Sekilas Info: Lagi enggak ada ide buat update tulisan di blog, masih sibuk mainan fixed gear

Wednesday, July 9, 2008

Masa Nggak Tau Malu

Masa SMA bukanlah sebuah masa di mana kita bisa berhura-hura. Tetapi sebuah masa di mana kita mulai merasakan nikmatnya dunia. Ingat yang saya katakan nikmatnya dunia, bukan nggak enaknya dunia.

Saat SMA memang senang terus bawaannya. Nggak pernah merasa sedih, paling sedih melanda saat ujian dapet nilai jelek, atau nggak punya uang yang banyak untuk jajan. What ever lah??? Karena memang itulah masa SMA sebenarya. Emang nggak semua anak SMA merasa senang terus, ada juga kok yang hari-harinya selalu diliputi kesedihan dan keterpurukan (bilang kaya gini jadi ingat nasib temen2 yang ada di Eithuopia). Mengapa anak SMA nggak pernah sedih? Karena umunya mereka nggak tahu malu, alias selalu mbuat keonaran dan pasti bikin malu-maluin. Nggak percaya? Sekarang coba bayangkan, ada nggak sih anak SMA yang selalu diem saat berkumpul dengan teman-temannya dalam segala situasi, misalnya menghadiri acara temannya di mana temannya tersebut mendapat musibah, apapun kondisinya pasti yang ada bercanda, bercanda dan bercanda.
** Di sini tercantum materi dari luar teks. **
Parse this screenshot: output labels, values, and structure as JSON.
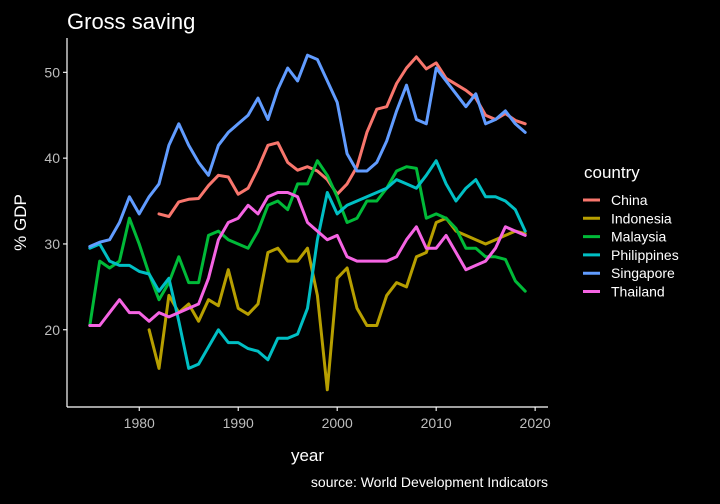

Jadi ingat waktu SMA dulu saya juga merasakan hal seperti itu. Saat SMA dulu, jujur kacang ijo harus kuakui aku memang keren dan tampan sekali (maaf sumpah mati yang barusan aku bercanda). Nggak, maksudnya sewaktu SMA aku pernah punya pengalaman yang mengarah pada masa SMA ialah masa di mana manusia nggak punya rasa malu. Saat itu tepatnya malam tahun baru, di mana ada seorang cewek yang mengharapkan pernyataan cinta dari seorang cowok, akhirnya si cewek berusaha ngomong dengan bahasa Perancis, dan si cowok membalasnya dengan bahasa Perancis yang sangat panjang. Nah, si cewek jadi bingung. Terus dia berkata,

“Apa artinya?”

“Gua laper!” dengan menunjukkan muka merah padam bak pantat gorilla yang lagi pengen eek.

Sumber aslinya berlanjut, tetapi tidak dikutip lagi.